Режим ожидания TF2.x не может поддерживать ParameterServerStrategy сейчас? - PullRequest
1 голос
/ 10 апреля 2020

версия TF: последний мастер, b083cea

Ниже приведен простой пример использования режима ожидания TF2.0, который успешно работает с MirroredStrategy, но ошибка с ParameterServerStrategy.

Может TF2.0 Поддержка режима ожидания ParameterServerStrategy сейчас? Я пока не нашел пример успеха: (

from __future__ import absolute_import, division, print_function, unicode_literals
import tensorflow as tf
import tensorflow_datasets as tfds
import os, json

datasets, info = tfds.load(name='mnist', with_info=True, as_supervised=True)
mnist_train, mnist_test = datasets['train'], datasets['test']

os.environ['TF_CONFIG'] = json.dumps({
    "cluster": {
        "worker": ["localhost:12345"],
        "ps": ["localhost:12346"]
    },
    "task": {"type": "worker", "index": 0}
})

strategy = tf.distribute.experimental.ParameterServerStrategy()
#strategy = tf.distribute.MirroredStrategy()

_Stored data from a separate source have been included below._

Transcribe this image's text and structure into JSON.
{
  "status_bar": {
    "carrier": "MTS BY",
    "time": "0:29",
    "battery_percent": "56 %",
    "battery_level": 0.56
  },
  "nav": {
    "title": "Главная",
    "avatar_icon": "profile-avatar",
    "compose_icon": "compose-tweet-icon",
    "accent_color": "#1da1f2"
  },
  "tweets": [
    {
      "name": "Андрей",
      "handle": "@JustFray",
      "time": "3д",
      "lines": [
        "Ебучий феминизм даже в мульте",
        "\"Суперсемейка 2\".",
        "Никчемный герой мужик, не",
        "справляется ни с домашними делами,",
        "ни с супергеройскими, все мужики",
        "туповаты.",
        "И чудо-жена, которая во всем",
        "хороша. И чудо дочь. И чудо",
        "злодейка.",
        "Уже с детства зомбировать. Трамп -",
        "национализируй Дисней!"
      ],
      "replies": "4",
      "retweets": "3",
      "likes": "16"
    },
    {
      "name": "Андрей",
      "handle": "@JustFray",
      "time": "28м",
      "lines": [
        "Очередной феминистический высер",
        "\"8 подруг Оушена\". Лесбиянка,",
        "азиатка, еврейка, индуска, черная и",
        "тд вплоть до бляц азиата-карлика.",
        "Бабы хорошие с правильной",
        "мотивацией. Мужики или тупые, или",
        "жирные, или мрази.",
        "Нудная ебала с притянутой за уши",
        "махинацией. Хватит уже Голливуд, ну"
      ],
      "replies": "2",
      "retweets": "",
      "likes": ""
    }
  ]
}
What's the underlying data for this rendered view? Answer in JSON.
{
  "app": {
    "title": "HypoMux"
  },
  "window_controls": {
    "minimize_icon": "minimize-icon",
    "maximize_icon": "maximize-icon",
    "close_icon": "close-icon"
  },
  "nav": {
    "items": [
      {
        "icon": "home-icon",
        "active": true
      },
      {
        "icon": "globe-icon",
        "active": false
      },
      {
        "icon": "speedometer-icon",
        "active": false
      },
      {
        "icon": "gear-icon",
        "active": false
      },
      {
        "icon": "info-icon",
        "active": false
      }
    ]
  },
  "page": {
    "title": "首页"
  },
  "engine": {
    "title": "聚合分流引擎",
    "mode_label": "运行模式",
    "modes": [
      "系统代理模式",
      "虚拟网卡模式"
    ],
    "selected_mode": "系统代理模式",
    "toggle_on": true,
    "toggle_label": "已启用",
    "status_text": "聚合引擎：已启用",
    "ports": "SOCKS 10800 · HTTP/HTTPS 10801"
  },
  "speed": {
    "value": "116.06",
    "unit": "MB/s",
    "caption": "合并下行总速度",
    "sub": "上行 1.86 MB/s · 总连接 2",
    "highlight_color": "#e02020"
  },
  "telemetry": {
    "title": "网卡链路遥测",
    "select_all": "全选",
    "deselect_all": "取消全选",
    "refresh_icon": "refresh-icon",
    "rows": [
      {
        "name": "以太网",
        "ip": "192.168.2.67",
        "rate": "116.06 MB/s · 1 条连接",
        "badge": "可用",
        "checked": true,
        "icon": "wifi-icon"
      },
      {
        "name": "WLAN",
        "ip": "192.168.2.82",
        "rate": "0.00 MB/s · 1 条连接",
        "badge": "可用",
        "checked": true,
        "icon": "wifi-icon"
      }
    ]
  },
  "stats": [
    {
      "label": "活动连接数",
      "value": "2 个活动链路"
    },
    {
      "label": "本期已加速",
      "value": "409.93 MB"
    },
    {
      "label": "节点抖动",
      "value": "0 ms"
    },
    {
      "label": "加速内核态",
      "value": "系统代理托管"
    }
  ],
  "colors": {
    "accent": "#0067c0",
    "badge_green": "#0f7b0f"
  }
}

print('Number of devices: {}'.format(strategy.num_replicas_in_sync))
num_train_examples = info.splits['train'].num_examples
num_test_examples = info.splits['test'].num_examples
BUFFER_SIZE = 10000
BATCH_SIZE_PER_REPLICA = 64
BATCH_SIZE = BATCH_SIZE_PER_REPLICA * strategy.num_replicas_in_sync

def scale(image, label):
  image = tf.cast(image, tf.float32)
  image /= 255
  return image, label

train_dataset = mnist_train.map(scale).shuffle(BUFFER_SIZE).batch(BATCH_SIZE)
eval_dataset = mnist_test.map(scale).batch(BATCH_SIZE)

with strategy.scope():
  model = tf.keras.Sequential([
      tf.keras.layers.Conv2D(32, 3, activation='relu', input_shape=(28, 28, 1)),
      tf.keras.layers.MaxPooling2D(),
      tf.keras.layers.Flatten(),
      tf.keras.layers.Dense(64, activation='relu'),
      tf.keras.layers.Dense(10, activation='softmax')
  ])

  model.compile(loss='sparse_categorical_crossentropy',
                optimizer=tf.keras.optimizers.Adam(),
                metrics=['accuracy'])

checkpoint_dir = './training_checkpoints'
# Name of the checkpoint files
checkpoint_prefix = os.path.join(checkpoint_dir, "ckpt_{epoch}")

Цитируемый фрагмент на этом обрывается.